Liquid-metal flows near a magnetic neutral point

A liquid-metal flow impinging upon a region of non-uniform d.c. magnetic field experiences a certain amount of braking owing to the effect of Lorentz forces acting on the metal. Practical electromagnetic flow control devices utilize this property to alter the flow rate at which a liquid metal emerges from a receptacle. As a preliminary step to understanding the three-dimensional behaviour a numerical model is constructed which examines the two-dimensional flow of liquid metal passing through a quadrupole magnetic field generated by four line currents.
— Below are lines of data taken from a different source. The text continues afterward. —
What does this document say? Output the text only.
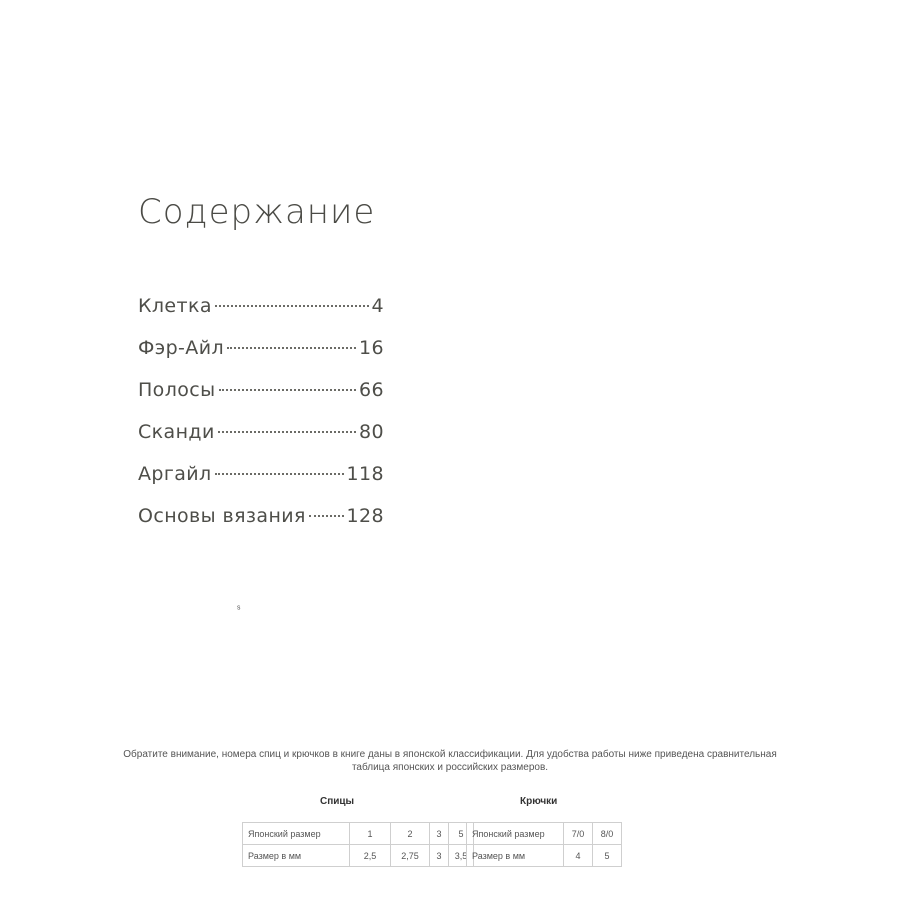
Содержание
Клетка	4
Фэр-Айл	16
Полосы	66
Сканди	80
Аргайл	118
Основы вязания 128
ˢ
Обратите внимание, номера спиц и крючков в книге даны в японской классификации. Для удобства работы ниже приведена сравнительная таблица японских и российских размеров.
Спицы
Японский размер	1	2	3	5
Размер в мм	2,5	2,75	3	3,5
Крючки
Японский размер	7/0	8/0
Размер в мм	4	5
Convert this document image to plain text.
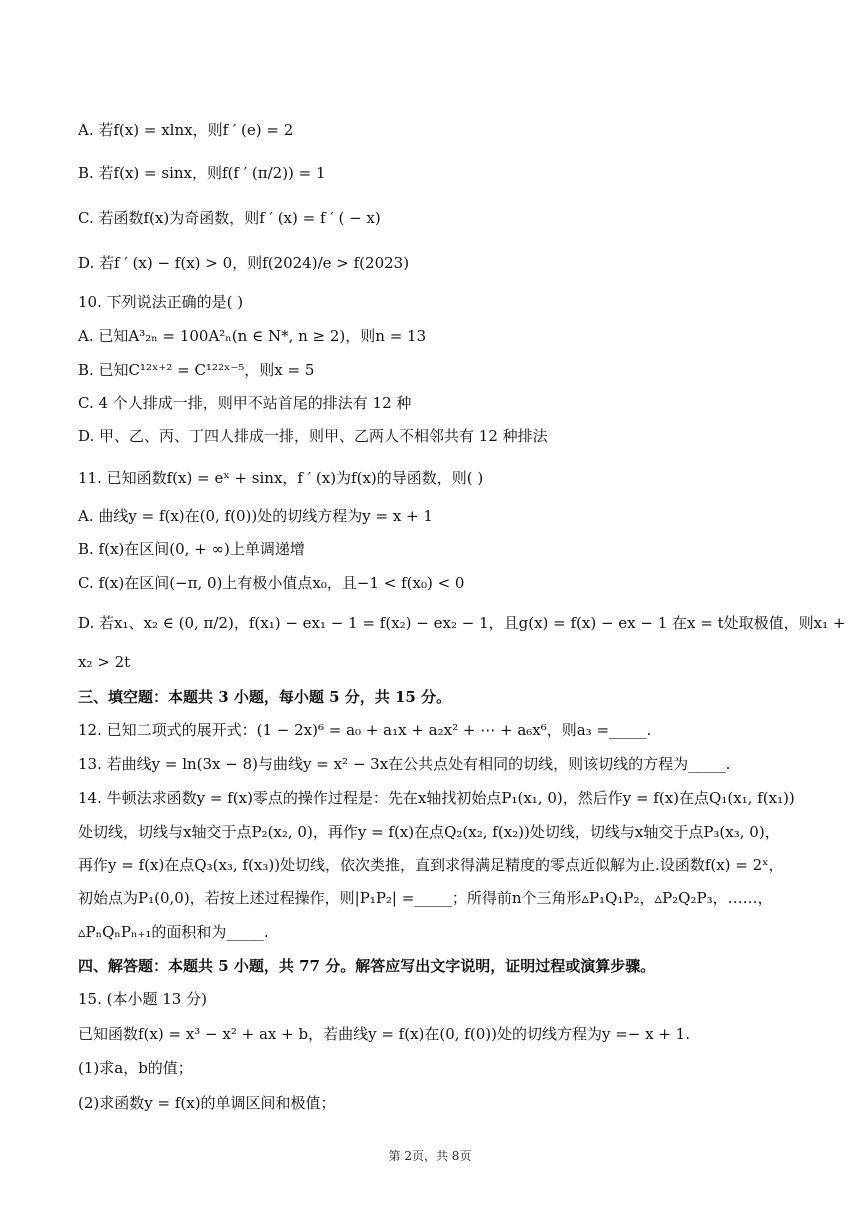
A. 若f(x) = xlnx，则f ′ (e) = 2
B. 若f(x) = sinx，则f(f ′ (π/2)) = 1
C. 若函数f(x)为奇函数，则f ′ (x) = f ′ ( − x)
D. 若f ′ (x) − f(x) > 0，则f(2024)/e > f(2023)
10. 下列说法正确的是( )
A. 已知A³₂ₙ = 100A²ₙ(n ∈ N*, n ≥ 2)，则n = 13
B. 已知C¹²ˣ⁺² = C¹²²ˣ⁻⁵，则x = 5
C. 4 个人排成一排，则甲不站首尾的排法有 12 种
D. 甲、乙、丙、丁四人排成一排，则甲、乙两人不相邻共有 12 种排法
11. 已知函数f(x) = eˣ + sinx，f ′ (x)为f(x)的导函数，则( )
A. 曲线y = f(x)在(0, f(0))处的切线方程为y = x + 1
B. f(x)在区间(0, + ∞)上单调递增
C. f(x)在区间(−π, 0)上有极小值点x₀，且−1 < f(x₀) < 0
D. 若x₁、x₂ ∈ (0, π/2)，f(x₁) − ex₁ − 1 = f(x₂) − ex₂ − 1，且g(x) = f(x) − ex − 1 在x = t处取极值，则x₁ +
x₂ > 2t
三、填空题：本题共 3 小题，每小题 5 分，共 15 分。
12. 已知二项式的展开式：(1 − 2x)⁶ = a₀ + a₁x + a₂x² + ⋯ + a₆x⁶，则a₃ =_____.
13. 若曲线y = ln(3x − 8)与曲线y = x² − 3x在公共点处有相同的切线，则该切线的方程为_____.
14. 牛顿法求函数y = f(x)零点的操作过程是：先在x轴找初始点P₁(x₁, 0)，然后作y = f(x)在点Q₁(x₁, f(x₁))
处切线，切线与x轴交于点P₂(x₂, 0)，再作y = f(x)在点Q₂(x₂, f(x₂))处切线，切线与x轴交于点P₃(x₃, 0)，
再作y = f(x)在点Q₃(x₃, f(x₃))处切线，依次类推，直到求得满足精度的零点近似解为止.设函数f(x) = 2ˣ，
初始点为P₁(0,0)，若按上述过程操作，则|P₁P₂| =_____；所得前n个三角形▵P₁Q₁P₂，▵P₂Q₂P₃，……，
▵PₙQₙPₙ₊₁的面积和为_____.
四、解答题：本题共 5 小题，共 77 分。解答应写出文字说明，证明过程或演算步骤。
15. (本小题 13 分)
已知函数f(x) = x³ − x² + ax + b，若曲线y = f(x)在(0, f(0))处的切线方程为y =− x + 1.
(1)求a，b的值；
(2)求函数y = f(x)的单调区间和极值；
第 2页，共 8页
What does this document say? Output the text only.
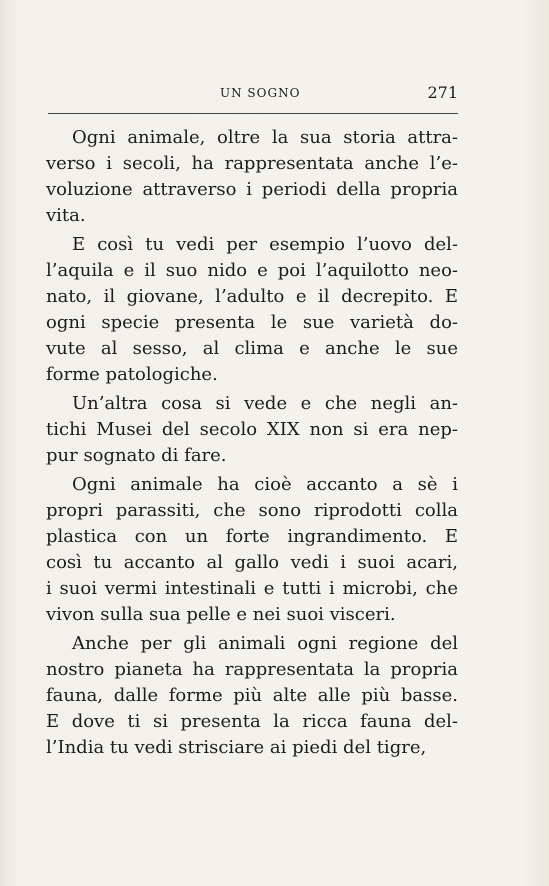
UN SOGNO	271
Ogni animale, oltre la sua storia attra-
verso i secoli, ha rappresentata anche l’e-
voluzione attraverso i periodi della propria
vita.
E così tu vedi per esempio l’uovo del-
l’aquila e il suo nido e poi l’aquilotto neo-
nato, il giovane, l’adulto e il decrepito. E
ogni specie presenta le sue varietà do-
vute al sesso, al clima e anche le sue
forme patologiche.
Un’altra cosa si vede e che negli an-
tichi Musei del secolo XIX non si era nep-
pur sognato di fare.
Ogni animale ha cioè accanto a sè i
propri parassiti, che sono riprodotti colla
plastica con un forte ingrandimento. E
così tu accanto al gallo vedi i suoi acari,
i suoi vermi intestinali e tutti i microbi, che
vivon sulla sua pelle e nei suoi visceri.
Anche per gli animali ogni regione del
nostro pianeta ha rappresentata la propria
fauna, dalle forme più alte alle più basse.
E dove ti si presenta la ricca fauna del-
l’India tu vedi strisciare ai piedi del tigre,
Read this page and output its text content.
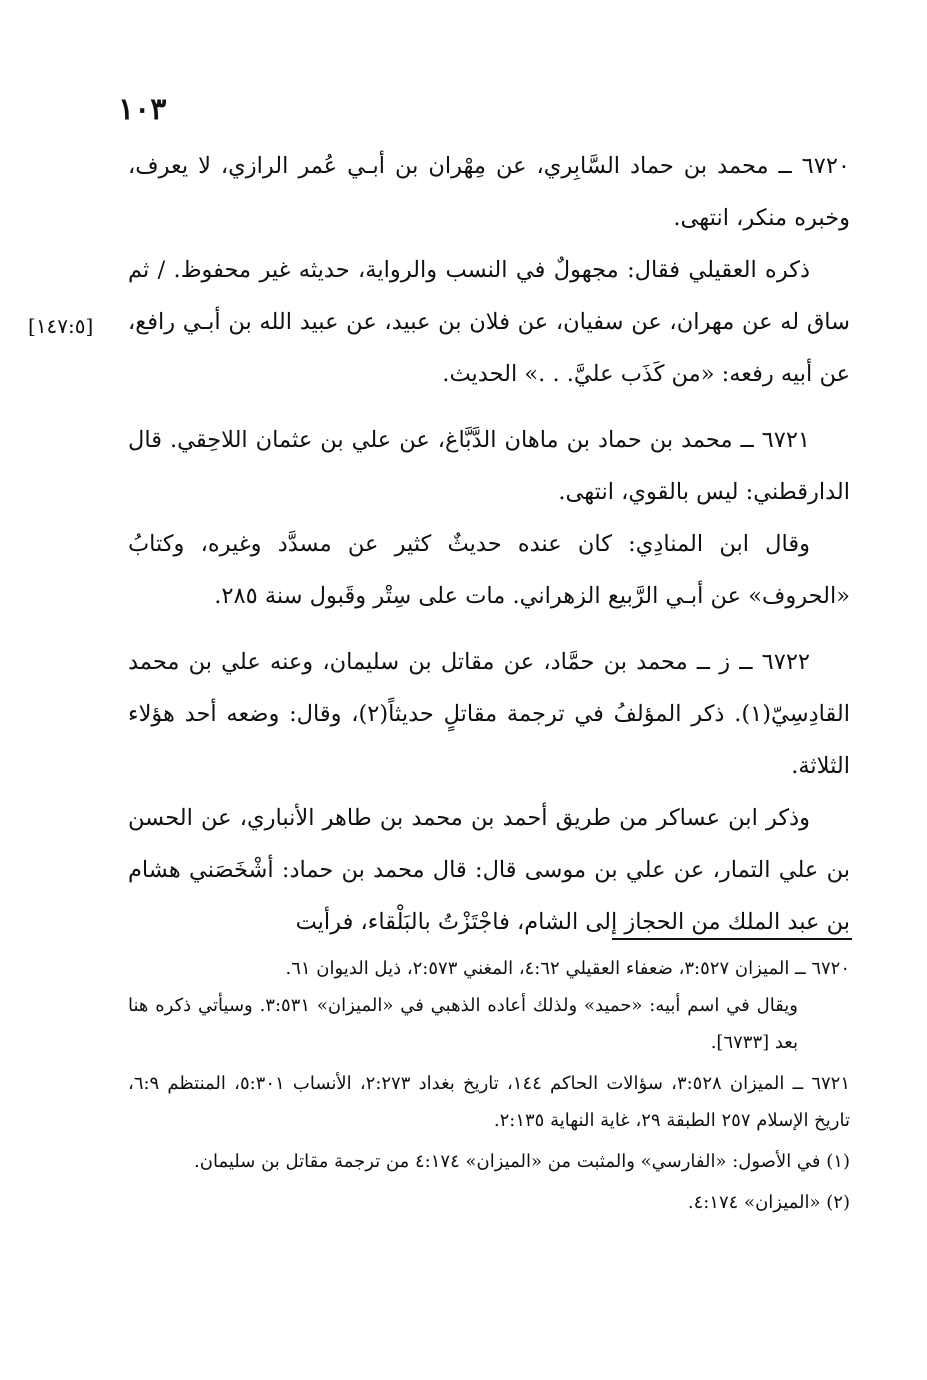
١٠٣
[١٤٧:٥]

٦٧٢٠ ــ محمد بن حماد السَّابِري، عن مِهْران بن أبـي عُمر الرازي، لا يعرف، وخبره منكر، انتهى.

ذكره العقيلي فقال: مجهولٌ في النسب والرواية، حديثه غير محفوظ. / ثم ساق له عن مهران، عن سفيان، عن فلان بن عبيد، عن عبيد الله بن أبـي رافع، عن أبيه رفعه: «من كَذَب عليَّ. . .» الحديث.

٦٧٢١ ــ محمد بن حماد بن ماهان الدَّبَّاغ، عن علي بن عثمان اللاحِقي. قال الدارقطني: ليس بالقوي، انتهى.

وقال ابن المنادِي: كان عنده حديثٌ كثير عن مسدَّد وغيره، وكتابُ «الحروف» عن أبـي الرَّبيع الزهراني. مات على سِتْر وقَبول سنة ٢٨٥.

٦٧٢٢ ــ ز ــ محمد بن حمَّاد، عن مقاتل بن سليمان، وعنه علي بن محمد القادِسِيّ(١). ذكر المؤلفُ في ترجمة مقاتلٍ حديثاً(٢)، وقال: وضعه أحد هؤلاء الثلاثة.

وذكر ابن عساكر من طريق أحمد بن محمد بن طاهر الأنباري، عن الحسن بن علي التمار، عن علي بن موسى قال: قال محمد بن حماد: أشْخَصَني هشام بن عبد الملك من الحجاز إلى الشام، فاجْتَزْتُ بالبَلْقاء، فرأيت

٦٧٢٠ ــ الميزان ٣:٥٢٧، ضعفاء العقيلي ٤:٦٢، المغني ٢:٥٧٣، ذيل الديوان ٦١.

ويقال في اسم أبيه: «حميد» ولذلك أعاده الذهبي في «الميزان» ٣:٥٣١. وسيأتي ذكره هنا بعد [٦٧٣٣].

٦٧٢١ ــ الميزان ٣:٥٢٨، سؤالات الحاكم ١٤٤، تاريخ بغداد ٢:٢٧٣، الأنساب ٥:٣٠١، المنتظم ٦:٩، تاريخ الإسلام ٢٥٧ الطبقة ٢٩، غاية النهاية ٢:١٣٥.

(١) في الأصول: «الفارسي» والمثبت من «الميزان» ٤:١٧٤ من ترجمة مقاتل بن سليمان.

(٢) «الميزان» ٤:١٧٤.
In the vicinity of the local neutral point it is found that the nonlinear flow becomes unidirectional and linear. This linear behaviour agrees well with analytic solutions for flow through an infinitely extended neutral point. The generalized forms of the magnetic fields which permit unidirectional flows to exist are investigated in both axisymmetric and two-dimensional geometries. Examples of these fields include both the extended neutral point and the uniform transverse magnetic field present in Hartmann flow. The optimum conditions for braking the flow with a specified field are characterized by the pressure and volume data. These variables are derived from the model for a range of values of field strengths and Reynolds numbers and allow a comparison to be made with the asymptotic results obtained from the linear theory for two-dimensional flows. The numerical scheme may be adapted for any type of magnetic field and also permits extensions to the more realistic axisymmetric case.